Teoria do Domínio do Fato (EXCEÇÃO/COMPLEMENTO NO BRASIL)
Desenvolvida por Hans Welzel, busca um meio-termo. O foco não é apenas quem conjuga o verbo, mas quem tem o controle final sobre a execução do crime.
- Autor: É aquele que tem as rédeas da situação. Ele decide o "se" e o "como" o crime vai acontecer. Pode parar a execução a qualquer momento.
- Autor direto: Executa o verbo (tem o domínio da ação).
- Autor intelectual/de escritório: Planeja e comanda, mesmo de longe (tem o domínio da vontade normativa).
- Autor mediato: Usa uma pessoa inocente ou sem discernimento como "arma" (tem o domínio da vontade).
- Partícipe: É aquele que ajuda, mas não tem o controle da situação. Se ele desistir, o autor principal ainda pode continuar o crime sozinho.
A Ação Penal 470 (Caso Mensalão) e o STF
Brasil adota a Teoria Objetivo-Formal. Quem atira é autor (art. 121), quem empresta a arma é partícipe (art. 29).
Entretanto, como punir o grande chefe de uma organização criminosa ou esquema de corrupção? O "chefão" nunca transporta a droga, não assina os cheques desviados e não aperta o gatilho. Pela teoria objetivo-formal pura, ele seria um mero partícipe (o que renderia uma pena menor).
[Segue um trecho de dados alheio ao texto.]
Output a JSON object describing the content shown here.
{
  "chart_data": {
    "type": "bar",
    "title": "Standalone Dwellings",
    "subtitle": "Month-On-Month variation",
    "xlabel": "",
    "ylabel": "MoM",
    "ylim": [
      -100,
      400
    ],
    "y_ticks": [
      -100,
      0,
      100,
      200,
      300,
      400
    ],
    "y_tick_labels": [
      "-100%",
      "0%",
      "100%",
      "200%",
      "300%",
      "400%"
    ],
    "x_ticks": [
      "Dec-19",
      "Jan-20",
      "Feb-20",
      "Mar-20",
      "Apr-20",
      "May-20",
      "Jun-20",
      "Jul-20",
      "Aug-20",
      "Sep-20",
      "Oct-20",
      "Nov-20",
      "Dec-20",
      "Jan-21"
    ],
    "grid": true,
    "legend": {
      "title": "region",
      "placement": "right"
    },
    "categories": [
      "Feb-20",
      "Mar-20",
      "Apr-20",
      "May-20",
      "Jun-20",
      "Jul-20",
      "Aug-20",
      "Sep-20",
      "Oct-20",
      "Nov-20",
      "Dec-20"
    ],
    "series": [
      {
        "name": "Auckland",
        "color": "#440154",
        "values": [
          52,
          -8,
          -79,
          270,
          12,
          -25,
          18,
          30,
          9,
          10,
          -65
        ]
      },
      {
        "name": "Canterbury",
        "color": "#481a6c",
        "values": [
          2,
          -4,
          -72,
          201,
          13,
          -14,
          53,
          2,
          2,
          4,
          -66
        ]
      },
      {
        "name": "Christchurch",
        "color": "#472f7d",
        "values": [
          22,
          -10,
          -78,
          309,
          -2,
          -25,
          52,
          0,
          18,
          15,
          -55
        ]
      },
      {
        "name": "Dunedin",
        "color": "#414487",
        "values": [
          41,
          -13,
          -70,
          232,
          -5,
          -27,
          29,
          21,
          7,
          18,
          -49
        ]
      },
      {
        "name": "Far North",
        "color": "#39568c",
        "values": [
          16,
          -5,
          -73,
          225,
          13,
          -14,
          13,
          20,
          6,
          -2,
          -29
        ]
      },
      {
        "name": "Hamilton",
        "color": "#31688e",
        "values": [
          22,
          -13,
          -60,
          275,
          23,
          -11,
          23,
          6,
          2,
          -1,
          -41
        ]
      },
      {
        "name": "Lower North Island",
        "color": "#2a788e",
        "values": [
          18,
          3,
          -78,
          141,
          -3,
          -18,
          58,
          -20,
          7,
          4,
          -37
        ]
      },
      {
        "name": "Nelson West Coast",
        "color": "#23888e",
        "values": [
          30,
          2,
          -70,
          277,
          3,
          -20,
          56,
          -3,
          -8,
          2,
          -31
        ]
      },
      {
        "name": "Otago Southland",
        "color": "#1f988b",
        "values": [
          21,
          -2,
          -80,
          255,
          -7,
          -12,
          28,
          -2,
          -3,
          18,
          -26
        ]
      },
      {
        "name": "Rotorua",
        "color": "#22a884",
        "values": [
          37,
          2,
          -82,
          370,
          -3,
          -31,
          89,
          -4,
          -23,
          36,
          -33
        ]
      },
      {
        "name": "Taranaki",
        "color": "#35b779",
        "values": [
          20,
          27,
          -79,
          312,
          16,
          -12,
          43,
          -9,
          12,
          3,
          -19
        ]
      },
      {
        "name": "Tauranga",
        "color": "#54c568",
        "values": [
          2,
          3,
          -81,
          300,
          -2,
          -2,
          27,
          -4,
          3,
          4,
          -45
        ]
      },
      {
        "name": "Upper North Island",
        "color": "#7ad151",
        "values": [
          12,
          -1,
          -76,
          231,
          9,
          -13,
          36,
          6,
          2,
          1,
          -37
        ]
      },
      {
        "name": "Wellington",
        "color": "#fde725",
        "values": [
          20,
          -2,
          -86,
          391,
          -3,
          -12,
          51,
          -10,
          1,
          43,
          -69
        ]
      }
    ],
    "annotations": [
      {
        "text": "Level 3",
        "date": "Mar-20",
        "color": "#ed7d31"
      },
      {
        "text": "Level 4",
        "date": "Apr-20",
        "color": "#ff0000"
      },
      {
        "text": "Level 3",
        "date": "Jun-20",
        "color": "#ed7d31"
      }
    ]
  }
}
Diante disso, na AP 470, o Supremo Tribunal Federal consolidou a aplicação da Teoria do Domínio do Fato no Brasil. Com isso, líderes de organizações criminosas e grandes esquemas de corrupção ("autores de escritório") passaram a ser julgados como autores, e não meros partícipes, pois eles detêm o controle final da empreitada criminosa.
Limites do Domínio do Fato
- Não existe em crimes culposos: O domínio do fato exige o controle final e consciente do resultado. No crime culposo (ex: acidente de trânsito por negligência), o resultado é involuntário. Logo, não há como ter o "domínio" daquilo que você não quer que aconteça.
- Não basta ser chefe: O STF também já pacificou que o simples fato de a pessoa ser presidente de uma empresa ou ter um cargo de chefia não a torna automaticamente autora por domínio do fato. É preciso provar no processo que ela efetivamente conhecia o esquema e dava as ordens.